Dids McDonald of ACID organiser of the event and campaigner for Clause 13
Nick Kounoupias of DMH Stallard who kindly hosted the event and chaired proceedings
Lord Clement-Jones, LibDem Peer who steered the Bill through the House of Lords where it was introduced
Sebastian Conran the renowned designer
Kieron Sharp of FACT, who spoke from his personal experience of how criminal enforcement really works in reality.
Speaking against criminalisation was Jan Vleck of Reddie & Grose but on this occasion wearing the hat of the Chartered Institute of Patent Attorneys.
Designers, particularly small designers, feel that they have no effective remedy when their designs are copied because of the high cost of civil litigation in this country. This copying is said to take place frequently including by larger retailers who are confident that any legal action will be out of the reach of the smaller player. This is amply supported by anecdote, and the IPKat can add examples from known litigation in the UK that certainly supports the view that if you have a good design someone at some time will copy it. Coming from this view, the supposition is that criminal provisions will act as a deterrent to this cynical behaviour and will also add a further effective remedy when the copying is blatant and egregious. It is furthermore said to be essential to extend criminalisation to unregistered designs because so few designs are registered and most small businesses have to rely on unregistered rights.
IP Federation (who to the regret of all speakers were not able to be represented at this event, but whose position paper can be read here), is that the criminalisation provisions will not be effective as its proponents hope, as they will not be dissuasive to current practices, and will actually be chilling to legitimate inspiration. A concern of CIPA is that it is the very designers themselves who are seeking these provisions that will find themselves threatened with criminal sanctions, perhaps by large overseas corporations, for activities that the designers have assumed are legitimate. CIPA is also very concerned that the infringement and validity of registered or unregistered designs is a difficult and specialist matter and that the criminal justice system is not well suited to consider this.
Kieron Sharp pointed out that the rhetoric against criminal sanctions came from people who had little knowledge of how the system worked in reality (for example in the case of trade mark and copyright infringement).
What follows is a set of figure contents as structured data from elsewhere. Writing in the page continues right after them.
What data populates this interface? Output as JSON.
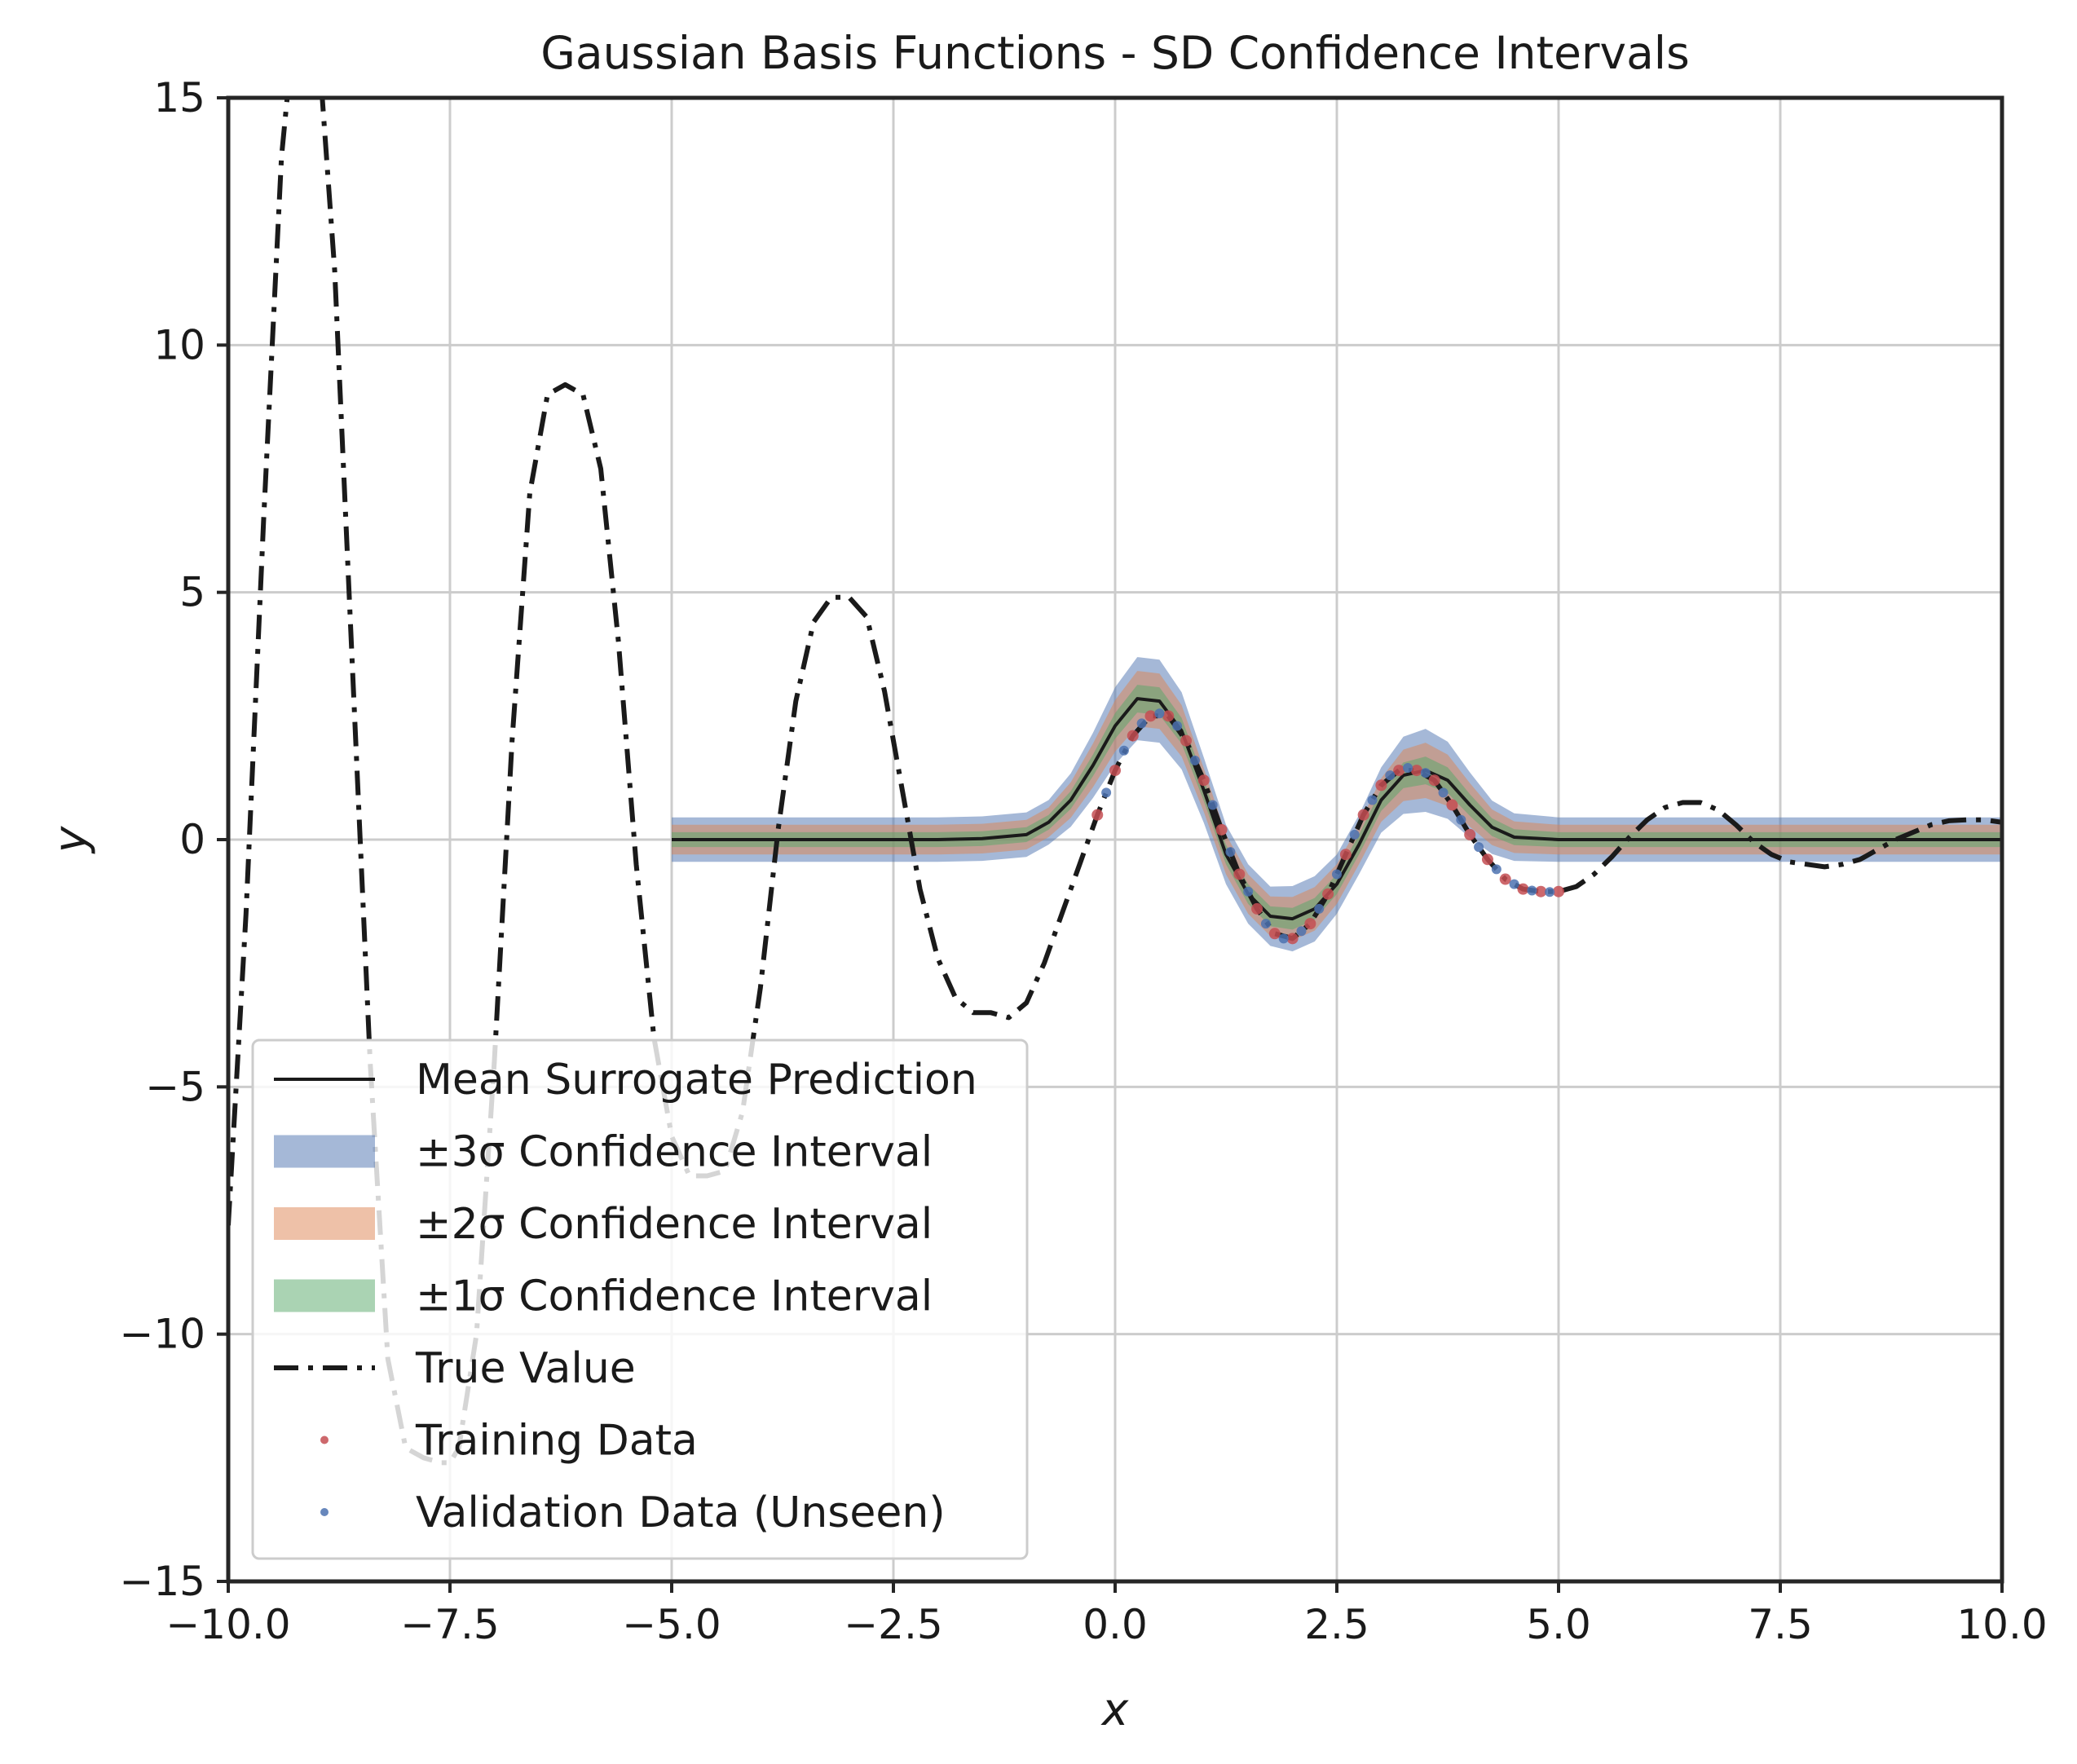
{
  "chart_data": {
    "type": "line",
    "title": "Gaussian Basis Functions - SD Confidence Intervals",
    "xlabel": "x",
    "ylabel": "y",
    "xlim": [
      -10,
      10
    ],
    "ylim": [
      -15,
      15
    ],
    "xticks": [
      -10,
      -7.5,
      -5,
      -2.5,
      0,
      2.5,
      5,
      7.5,
      10
    ],
    "xtick_labels": [
      "−10.0",
      "−7.5",
      "−5.0",
      "−2.5",
      "0.0",
      "2.5",
      "5.0",
      "7.5",
      "10.0"
    ],
    "yticks": [
      -15,
      -10,
      -5,
      0,
      5,
      10,
      15
    ],
    "ytick_labels": [
      "−15",
      "−10",
      "−5",
      "0",
      "5",
      "10",
      "15"
    ],
    "grid": true,
    "legend_position": "lower-left",
    "legend": [
      {
        "key": "mean",
        "label": "Mean Surrogate Prediction",
        "style": "line",
        "color": "#1a1a1a"
      },
      {
        "key": "ci3",
        "label": "±3σ Confidence Interval",
        "style": "patch",
        "color": "#4c72b0"
      },
      {
        "key": "ci2",
        "label": "±2σ Confidence Interval",
        "style": "patch",
        "color": "#dd8452"
      },
      {
        "key": "ci1",
        "label": "±1σ Confidence Interval",
        "style": "patch",
        "color": "#55a868"
      },
      {
        "key": "true",
        "label": "True Value",
        "style": "dashdot",
        "color": "#1a1a1a"
      },
      {
        "key": "train",
        "label": "Training Data",
        "style": "dot",
        "color": "#c44e52"
      },
      {
        "key": "val",
        "label": "Validation Data (Unseen)",
        "style": "dot",
        "color": "#4c72b0"
      }
    ],
    "series": [
      {
        "name": "True Value",
        "x": [
          -10,
          -9.8,
          -9.6,
          -9.4,
          -9.2,
          -9.0,
          -8.8,
          -8.6,
          -8.4,
          -8.2,
          -8.0,
          -7.8,
          -7.6,
          -7.5,
          -7.4,
          -7.2,
          -7.0,
          -6.8,
          -6.6,
          -6.4,
          -6.2,
          -6.0,
          -5.8,
          -5.6,
          -5.4,
          -5.2,
          -5.0,
          -4.8,
          -4.6,
          -4.4,
          -4.2,
          -4.0,
          -3.8,
          -3.6,
          -3.4,
          -3.2,
          -3.0,
          -2.8,
          -2.6,
          -2.4,
          -2.2,
          -2.0,
          -1.8,
          -1.6,
          -1.4,
          -1.2,
          -1.0,
          -0.8,
          -0.6,
          -0.4,
          -0.2,
          0.0,
          0.2,
          0.4,
          0.6,
          0.8,
          1.0,
          1.2,
          1.4,
          1.6,
          1.8,
          2.0,
          2.2,
          2.4,
          2.6,
          2.8,
          3.0,
          3.2,
          3.4,
          3.6,
          3.8,
          4.0,
          4.2,
          4.4,
          4.6,
          4.8,
          5.0,
          5.2,
          5.4,
          5.6,
          5.8,
          6.0,
          6.2,
          6.4,
          6.6,
          6.8,
          7.0,
          7.2,
          7.4,
          7.6,
          7.8,
          8.0,
          8.2,
          8.4,
          8.6,
          8.8,
          9.0,
          9.2,
          9.4,
          9.6,
          9.8,
          10.0
        ],
        "y": [
          -7.8,
          -1.5,
          6.5,
          13.8,
          17.5,
          16.5,
          11.5,
          3.5,
          -4.5,
          -10.5,
          -12.3,
          -12.5,
          -12.6,
          -12.6,
          -12.3,
          -10.0,
          -4.5,
          2.0,
          7.0,
          9.0,
          9.2,
          9.0,
          7.5,
          4.0,
          -0.5,
          -4.0,
          -6.0,
          -6.8,
          -6.8,
          -6.7,
          -5.5,
          -3.0,
          0.2,
          2.8,
          4.4,
          4.9,
          4.9,
          4.5,
          3.0,
          1.0,
          -1.0,
          -2.4,
          -3.2,
          -3.5,
          -3.5,
          -3.6,
          -3.3,
          -2.5,
          -1.5,
          -0.5,
          0.5,
          1.4,
          2.1,
          2.5,
          2.5,
          2.0,
          1.2,
          0.2,
          -0.7,
          -1.4,
          -1.9,
          -2.0,
          -1.7,
          -1.1,
          -0.3,
          0.5,
          1.1,
          1.4,
          1.4,
          1.2,
          0.7,
          0.1,
          -0.4,
          -0.8,
          -1.0,
          -1.05,
          -1.05,
          -0.95,
          -0.7,
          -0.35,
          0.05,
          0.4,
          0.65,
          0.75,
          0.75,
          0.6,
          0.3,
          -0.05,
          -0.3,
          -0.45,
          -0.5,
          -0.55,
          -0.5,
          -0.4,
          -0.2,
          0.0,
          0.15,
          0.3,
          0.38,
          0.4,
          0.4,
          0.35
        ]
      },
      {
        "name": "Mean Surrogate Prediction",
        "x": [
          -5,
          -4.5,
          -4,
          -3.5,
          -3,
          -2.5,
          -2,
          -1.5,
          -1.0,
          -0.75,
          -0.5,
          -0.25,
          0.0,
          0.25,
          0.5,
          0.75,
          1.0,
          1.25,
          1.5,
          1.75,
          2.0,
          2.25,
          2.5,
          2.75,
          3.0,
          3.25,
          3.5,
          3.75,
          4.0,
          4.25,
          4.5,
          5.0,
          5.5,
          6.0,
          6.5,
          7.0,
          7.5,
          8.0,
          8.5,
          9.0,
          9.5,
          10.0
        ],
        "y": [
          0,
          0,
          0,
          0,
          0,
          0,
          0,
          0.02,
          0.1,
          0.35,
          0.8,
          1.5,
          2.3,
          2.85,
          2.8,
          2.2,
          1.0,
          -0.3,
          -1.1,
          -1.55,
          -1.6,
          -1.4,
          -0.9,
          -0.1,
          0.8,
          1.3,
          1.4,
          1.2,
          0.7,
          0.25,
          0.05,
          0,
          0,
          0,
          0,
          0,
          0,
          0,
          0,
          0,
          0,
          0
        ],
        "sd": [
          0.15,
          0.15,
          0.15,
          0.15,
          0.15,
          0.15,
          0.15,
          0.15,
          0.15,
          0.15,
          0.18,
          0.22,
          0.26,
          0.28,
          0.28,
          0.26,
          0.22,
          0.2,
          0.2,
          0.2,
          0.22,
          0.22,
          0.2,
          0.2,
          0.22,
          0.26,
          0.28,
          0.26,
          0.22,
          0.18,
          0.16,
          0.15,
          0.15,
          0.15,
          0.15,
          0.15,
          0.15,
          0.15,
          0.15,
          0.15,
          0.15,
          0.15
        ]
      },
      {
        "name": "Training Data",
        "x": [
          -0.2,
          0.0,
          0.2,
          0.4,
          0.6,
          0.8,
          1.0,
          1.2,
          1.4,
          1.6,
          1.8,
          2.0,
          2.2,
          2.4,
          2.6,
          2.8,
          3.0,
          3.2,
          3.4,
          3.6,
          3.8,
          4.0,
          4.2,
          4.4,
          4.6,
          4.8,
          5.0
        ],
        "y": [
          0.5,
          1.4,
          2.1,
          2.5,
          2.5,
          2.0,
          1.2,
          0.2,
          -0.7,
          -1.4,
          -1.9,
          -2.0,
          -1.7,
          -1.1,
          -0.3,
          0.5,
          1.1,
          1.4,
          1.4,
          1.2,
          0.7,
          0.1,
          -0.4,
          -0.8,
          -1.0,
          -1.05,
          -1.05
        ]
      },
      {
        "name": "Validation Data (Unseen)",
        "x": [
          -0.1,
          0.1,
          0.3,
          0.5,
          0.7,
          0.9,
          1.1,
          1.3,
          1.5,
          1.7,
          1.9,
          2.1,
          2.3,
          2.5,
          2.7,
          2.9,
          3.1,
          3.3,
          3.5,
          3.7,
          3.9,
          4.1,
          4.3,
          4.5,
          4.7,
          4.9
        ],
        "y": [
          0.95,
          1.8,
          2.35,
          2.55,
          2.3,
          1.6,
          0.7,
          -0.25,
          -1.05,
          -1.7,
          -2.0,
          -1.85,
          -1.4,
          -0.7,
          0.1,
          0.8,
          1.3,
          1.45,
          1.35,
          0.95,
          0.4,
          -0.15,
          -0.6,
          -0.9,
          -1.03,
          -1.06
        ]
      }
    ]
  }
}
This is a fair criticism, and this Kat would be interested to learn more on how criminal sanctions for design infringement would play out in practice.
This Kat has spent long enough in the company of former Kat and Katonomist Nicola Searle to know that policy should be evidence-based. And to use the delightful phrase that he saw the other day - the plural of “anecdote” is not “evidence”. There was precious little evidence on either side although this Kat feels that the burden should lie on the side proposing to alter the status quo. (Readers may recall in this context the recent post from Ashley Roughton calling for a more evidence-based approach to the issue of counterfeiting.)
The problem is that it is very difficult for those involved to be objective about design infringement. What one person sees as legitimate inspiration another will see as blatant copying. There has already been a spat in the correspondence pages of The Times between Roger Burt, President of CIPA and Sebastian Conran, which seems to this Kat to revolve around this distinction. Sebastian Conran took exception to Roger Burt writing that “In some areas of design it is commonplace for mass market goods to be inspired by more exclusive goods”, although Mr Conran’s letter made clear, and he also stated last night, that he considers “inspiration” (or “referencing”) to be acceptable, and it is only “direct copying” or “slavish copying” that is problematic. Mr Conran has also quoted ACID statistics that “94% of those canvassed said copying was blatant and deliberate”, which to this Kat suggests that this assessment has been very subjective.
The law reports are replete with cases where it appears that claimants genuinely believed that they had been ripped off, but the evidence failed to demonstrate it. This Kat therefore suspects that in some of the anecdotes where companies are complaining that they could do nothing when their designs were stolen, the objective facts of the case will be rather different.
This Kat is troubled by some of the arguments in favour of criminalisation. He has heard last night and read in the ACID literature (which he dutifully took home and studied) appeals to the fact that some other countries (apparently Spain, France, Italy, Germany, Norway, Sweden, and Poland) have criminal provisions for infringement of unregistered and registered rights, but he knows that no country in this list has an equivalent to unregistered design right in the UK and that the criteria for the level of originality and aesthetic character that is required for protection of designs at all is higher in some of these countries. So this comparison is misleading. Also, if the argument is that other countries have such provisions, we need to know – are they used? What is the criminal justice system in those countries? Are the provisions successful to prevent the kind of malpractice that is alleged to take place in the UK?
|The IPKat may not be able to|
predict the future
Finally, it seems to this Kat that the real problem is the cost of access to civil remedies, and it is in that forum that the solution lies. IPEC its small claims track is hoped to be a real step in that direction, and so this Kat thinks that this will turn out to be a more relevant development.